118 km from Tofo, Zavora is only about an hour and a half away, with a 4x4 car you come across long and gorgeous red roads that seem endless, not in a bad way at all. You end up stopping a few times only to capture the beauty on your camera. Or you come across some locals that are happily willing to pose for one of your photographs!
Zavora is often referred to as “Ponta” or “Baia” de Zavora, meaning “Point” or “Beach” of Zavora, however, the origins of the name are unknown. But there is a possibility of it originating from a person, as the word is used as a surname.
The local people can speak Portuguese, Shangaan and Gitonga, but the official local language is Chopi, or Bantu language. English is spoken between businesses and accommodations.
Apart from the few lighthouses left along the coast, Zavora is also known for it’s beautiful coral reefs, and many divers or snorkelers meet here to explore for themselves.
Our friends from the Marine Action Research, a scientific discovery and education platform working in the Marine Lab, are doing a very good job on keeping track on one of my personal favorite animals: the majestic Manta Ray. Where do they come from, where are they going and is it the same ones we see?
Because it seems like such a destinations for Manta Rays, there are many researchers, marine biologists and volunteers doing projects to find out more on their behaviors.
But of course, MAR doesn't only research Mantas but also Humpback Whales, Nudibranchs, Seahorses, Sharks and Artificial Reefs.
Check out their website and if you’re interested and share the passions, apply! Going back to our adventure and what really took as to Zavora.. As beautiful and diverse Tofo Beach is, you sometimes just need to get out and even if it’s just a drive down the beach. And Zavora being so close and having great diving opportunities, we woke up early, early morning, and left half tired and half excited. On our arrival we quickly set up our equipment and went out on a double tank dive. AWESOME!
What I didn’t tell you until now, is that Zavora offers Wreck Diving! How great is that. The most famous wreck lying on those sands is definitely the Dutch liner Klipfontein MV, a World War II troop ship, build in 1939.

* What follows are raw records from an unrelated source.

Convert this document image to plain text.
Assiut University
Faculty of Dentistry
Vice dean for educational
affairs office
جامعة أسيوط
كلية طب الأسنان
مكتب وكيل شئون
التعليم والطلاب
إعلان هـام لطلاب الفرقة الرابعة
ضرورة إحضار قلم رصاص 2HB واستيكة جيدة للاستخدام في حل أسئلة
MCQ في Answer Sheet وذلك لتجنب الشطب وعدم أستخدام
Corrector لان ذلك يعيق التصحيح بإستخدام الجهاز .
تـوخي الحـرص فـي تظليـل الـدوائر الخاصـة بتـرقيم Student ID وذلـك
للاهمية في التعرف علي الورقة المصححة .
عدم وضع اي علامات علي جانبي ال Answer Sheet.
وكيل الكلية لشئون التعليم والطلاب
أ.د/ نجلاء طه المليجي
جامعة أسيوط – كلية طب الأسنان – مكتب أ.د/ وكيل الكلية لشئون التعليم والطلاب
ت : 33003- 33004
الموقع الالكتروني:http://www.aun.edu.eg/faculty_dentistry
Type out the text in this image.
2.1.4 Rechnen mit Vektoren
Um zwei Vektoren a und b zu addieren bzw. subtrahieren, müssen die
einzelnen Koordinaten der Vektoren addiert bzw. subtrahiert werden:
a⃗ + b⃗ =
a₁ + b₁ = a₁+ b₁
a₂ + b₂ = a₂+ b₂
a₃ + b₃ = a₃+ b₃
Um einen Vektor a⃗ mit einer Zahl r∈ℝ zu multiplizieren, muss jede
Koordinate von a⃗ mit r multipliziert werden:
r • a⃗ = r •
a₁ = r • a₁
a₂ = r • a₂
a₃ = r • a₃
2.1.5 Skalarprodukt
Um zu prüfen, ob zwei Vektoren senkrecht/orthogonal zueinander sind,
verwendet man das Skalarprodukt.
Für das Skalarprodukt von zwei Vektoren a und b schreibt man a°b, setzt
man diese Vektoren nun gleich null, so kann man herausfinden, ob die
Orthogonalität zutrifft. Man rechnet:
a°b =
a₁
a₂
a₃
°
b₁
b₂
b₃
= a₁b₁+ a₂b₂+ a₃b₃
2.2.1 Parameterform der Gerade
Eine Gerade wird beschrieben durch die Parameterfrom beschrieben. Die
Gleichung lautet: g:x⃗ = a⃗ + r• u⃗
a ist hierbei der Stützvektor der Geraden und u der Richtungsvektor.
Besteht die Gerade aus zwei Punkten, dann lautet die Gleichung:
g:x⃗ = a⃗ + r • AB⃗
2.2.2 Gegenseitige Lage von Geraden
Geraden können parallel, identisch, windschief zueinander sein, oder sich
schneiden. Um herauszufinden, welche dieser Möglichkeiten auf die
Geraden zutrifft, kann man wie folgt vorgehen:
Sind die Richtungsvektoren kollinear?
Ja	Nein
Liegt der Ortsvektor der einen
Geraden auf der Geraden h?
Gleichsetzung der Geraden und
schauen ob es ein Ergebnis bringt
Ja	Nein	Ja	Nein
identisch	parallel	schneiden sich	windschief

Allegedly, the liner was on its way from Lourenco Marques to northern Mozambique, Beira. On January 8th in 1953, around 11:18 GMT she struck an unknown object, near Inhambane (now we know, where exactly). The struck must have caused an explosion in the oil tank and the liner sank 3 hours later at 14:22 GMT. All 234 passengers were taken by six lifeboats and safely aboard on the ocean liner Bloemfontein Castle at 15:45 GMT.
Although rumors say that the “object” was a submerged reef, however, the navigational equipment on board doesn’t make it seem like a reef could’ve been it. The region was known to have a few sunken ships from the war, that might have caused the incident.
There is not much more information on the ship, although I did find a file that seemed interesting, including pictures, but unfortunately my dutch is non existent. All in all, very interesting and tempting to dive on a ship with such a history.
But we didn’t do that wreck….. To dive the Klipfontein we would’ve needed better conditions and better experienced divers. So we did the “Rio Sainas Wreck” and I only realized while doing my research, how special that ship became on her last days.
The Rio Sainas was once your typical fishing vessel until it became now a beloved home to fish and an easy to reach dive wreck for tourists and residents.